Rusya'yla yeni ilişkinin simgesi
Kremlin'e yakın Izvestia gazetesi, Viyana'nın AB'nin Rusya'ya uyguladığı yaptırımlar konusunda yeni bir hareketlenmeye neden olabileceğini düşünüyor:
“Avusturya bizim için özel bir ülke, zira Avusturya örneği bize, Avrupa'da dostane olan ve ideolojilerinden ve mevcut siyasi ağırlığından bağımsız olarak kıtanın geleceğiyle ilgili ortak görüş beslediğimiz bütün güçlerle işbirliğini öngören pragmatik yaklaşımımızın haklılığını ve etkinliğini gösterdi. Eskiden Avrupa siyasetini Rusya'nın dostları belirliyor diyemezdik. Ama bugün Avusturya'da, Bulgaristan'da, İtalya'da ve diğer önemli AB ülkelerinde bizimle yakınlaşmayı destekleyen hükümetler iş başına geldi ya da bu yolda ilerliyorlar.”

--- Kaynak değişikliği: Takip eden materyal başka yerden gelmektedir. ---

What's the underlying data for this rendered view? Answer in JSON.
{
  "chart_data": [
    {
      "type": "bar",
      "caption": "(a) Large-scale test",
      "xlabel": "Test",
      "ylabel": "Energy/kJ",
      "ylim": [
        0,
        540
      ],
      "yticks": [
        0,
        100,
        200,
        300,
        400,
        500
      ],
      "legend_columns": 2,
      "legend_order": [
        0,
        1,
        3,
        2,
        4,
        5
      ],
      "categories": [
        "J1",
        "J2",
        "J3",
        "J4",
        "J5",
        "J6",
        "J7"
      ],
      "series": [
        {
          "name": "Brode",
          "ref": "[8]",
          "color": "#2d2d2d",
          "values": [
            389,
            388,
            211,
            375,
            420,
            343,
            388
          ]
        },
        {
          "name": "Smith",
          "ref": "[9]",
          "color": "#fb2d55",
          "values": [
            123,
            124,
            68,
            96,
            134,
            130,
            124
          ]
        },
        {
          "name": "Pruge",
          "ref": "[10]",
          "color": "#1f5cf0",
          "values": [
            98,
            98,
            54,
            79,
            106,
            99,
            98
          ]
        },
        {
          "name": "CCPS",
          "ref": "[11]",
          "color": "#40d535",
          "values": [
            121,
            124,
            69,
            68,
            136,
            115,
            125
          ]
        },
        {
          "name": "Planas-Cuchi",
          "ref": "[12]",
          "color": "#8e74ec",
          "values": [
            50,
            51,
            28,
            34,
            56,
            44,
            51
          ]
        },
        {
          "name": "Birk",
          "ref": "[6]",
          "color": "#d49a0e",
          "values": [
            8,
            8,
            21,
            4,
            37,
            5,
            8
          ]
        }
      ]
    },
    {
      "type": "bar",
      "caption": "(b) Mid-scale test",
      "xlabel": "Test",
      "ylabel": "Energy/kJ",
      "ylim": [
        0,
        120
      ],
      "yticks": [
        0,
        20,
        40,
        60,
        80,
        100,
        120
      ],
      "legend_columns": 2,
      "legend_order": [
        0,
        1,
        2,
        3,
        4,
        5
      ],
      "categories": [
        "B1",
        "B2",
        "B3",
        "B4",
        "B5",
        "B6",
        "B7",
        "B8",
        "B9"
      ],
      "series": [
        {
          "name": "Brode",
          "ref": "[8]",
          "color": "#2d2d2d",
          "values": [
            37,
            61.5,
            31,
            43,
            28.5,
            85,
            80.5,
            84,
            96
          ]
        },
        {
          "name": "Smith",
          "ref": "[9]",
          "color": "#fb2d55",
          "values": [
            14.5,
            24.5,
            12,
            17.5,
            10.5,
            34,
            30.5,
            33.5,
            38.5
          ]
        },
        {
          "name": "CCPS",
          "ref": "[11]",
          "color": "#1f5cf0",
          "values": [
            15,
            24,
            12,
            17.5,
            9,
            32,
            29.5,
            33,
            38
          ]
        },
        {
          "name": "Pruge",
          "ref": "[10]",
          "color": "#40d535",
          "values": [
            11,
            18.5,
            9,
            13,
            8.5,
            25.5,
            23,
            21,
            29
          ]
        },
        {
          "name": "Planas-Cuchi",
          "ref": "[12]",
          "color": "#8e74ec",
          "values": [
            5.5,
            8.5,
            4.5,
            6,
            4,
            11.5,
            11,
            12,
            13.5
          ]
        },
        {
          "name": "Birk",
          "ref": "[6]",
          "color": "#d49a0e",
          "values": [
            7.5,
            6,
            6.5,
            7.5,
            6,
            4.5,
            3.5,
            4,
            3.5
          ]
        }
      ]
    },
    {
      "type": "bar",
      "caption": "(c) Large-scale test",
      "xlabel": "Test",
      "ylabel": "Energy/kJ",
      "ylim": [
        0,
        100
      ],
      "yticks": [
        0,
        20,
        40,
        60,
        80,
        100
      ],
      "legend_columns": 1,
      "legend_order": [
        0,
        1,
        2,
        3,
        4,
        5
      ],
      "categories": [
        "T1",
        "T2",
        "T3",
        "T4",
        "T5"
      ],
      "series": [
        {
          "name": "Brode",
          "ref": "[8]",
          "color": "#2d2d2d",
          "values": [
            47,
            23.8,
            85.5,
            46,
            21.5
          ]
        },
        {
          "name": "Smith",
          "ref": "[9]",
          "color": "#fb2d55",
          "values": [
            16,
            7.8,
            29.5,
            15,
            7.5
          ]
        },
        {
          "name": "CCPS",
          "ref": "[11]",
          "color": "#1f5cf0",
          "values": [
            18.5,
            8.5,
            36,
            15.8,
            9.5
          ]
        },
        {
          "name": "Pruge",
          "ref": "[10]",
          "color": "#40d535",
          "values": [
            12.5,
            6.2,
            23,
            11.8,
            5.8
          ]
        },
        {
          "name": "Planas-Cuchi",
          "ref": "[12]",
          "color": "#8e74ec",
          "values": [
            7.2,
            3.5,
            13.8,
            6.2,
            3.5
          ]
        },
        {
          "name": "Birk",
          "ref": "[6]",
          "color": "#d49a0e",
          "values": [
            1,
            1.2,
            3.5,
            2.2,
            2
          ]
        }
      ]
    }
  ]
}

Kurz köprü görevi üstlenebilir
Die Welt gazetesi, Avusturya başbakanı AB içinde Amerikalıların ve Rusların en sevdiği muhatap rolüne büründü, diyor:
“Putin ve Trump'a göre Kurz, dış siyasette tuttuğunu koparan biriyken, Fransa cumhurbaşkanı, son olarak Libya vakasında yaptığı gibi diplomaside oldukça acemice davranıyor. Almanya başbakanıysa yorgun bir tablo çiziyor. Bu durum Kurz için bir fırsat. Avusturya başbakanı, Avrupa'nın ihtiyacı olan köprüyü kurma görevini üstlenebilir; üstelik sadece Washington ve Moskova tarafında değil, sık sık kavgalı olan AB ülkeleri arasında da. Kurz, AB ile Varşova arasındaki bozulan ilişkileri yeniden canlandırabilir. ... Avusturya'nın 1 Temmuzda başlayacak AB dönem başkanlığı, hem Kurz hem de AB için büyük bir fırsata dönüşebilir.”
Avusturya aracı rolünü büyüksüyor
Die Presse'ye göre Rusya'yla ilişkilerde Finlandiya örnek alınmalı:
“Finlandiya'nın Rusya'yla uzun bir sınırı ve sıkı ekonomik ilişkileri var. Bu yüzden Batı'nın Rusya'yla ilişkisindeki bütün iniş çıkışlardan etkileniyorlar. Yine de Finlandiyalıları Rus hayranı ya da 'Rusfobik' olmakla itham etmek mümkün değil. Tek yaptıkları Rusya'yla pragmatik bir ilişki yürütmek. Finlandiya Dışişleri Bakanı Timo Soini, bir süre önce 'Frankfurter Allgemeine' gazetesine bunun nasıl yapılacağını açıklamıştı: 'Gerçekleri söyleyeceksin, söylediklerinin arkasında duracaksın ve sürekli fikir değiştirmeyeceksin. Rusya buna saygı duyar. Ruslar için çok önemli bir başka konu da gülünç duruma düşürülmemek. Saygı görmek istiyorlar.' Gerçekler, açıklık, istikrar, saygı. Değişiklik olsun diye Avusturya usülü köprü kurma muhabbeti yerine bu sefer aklıselim diplomasiye ne dersiniz?”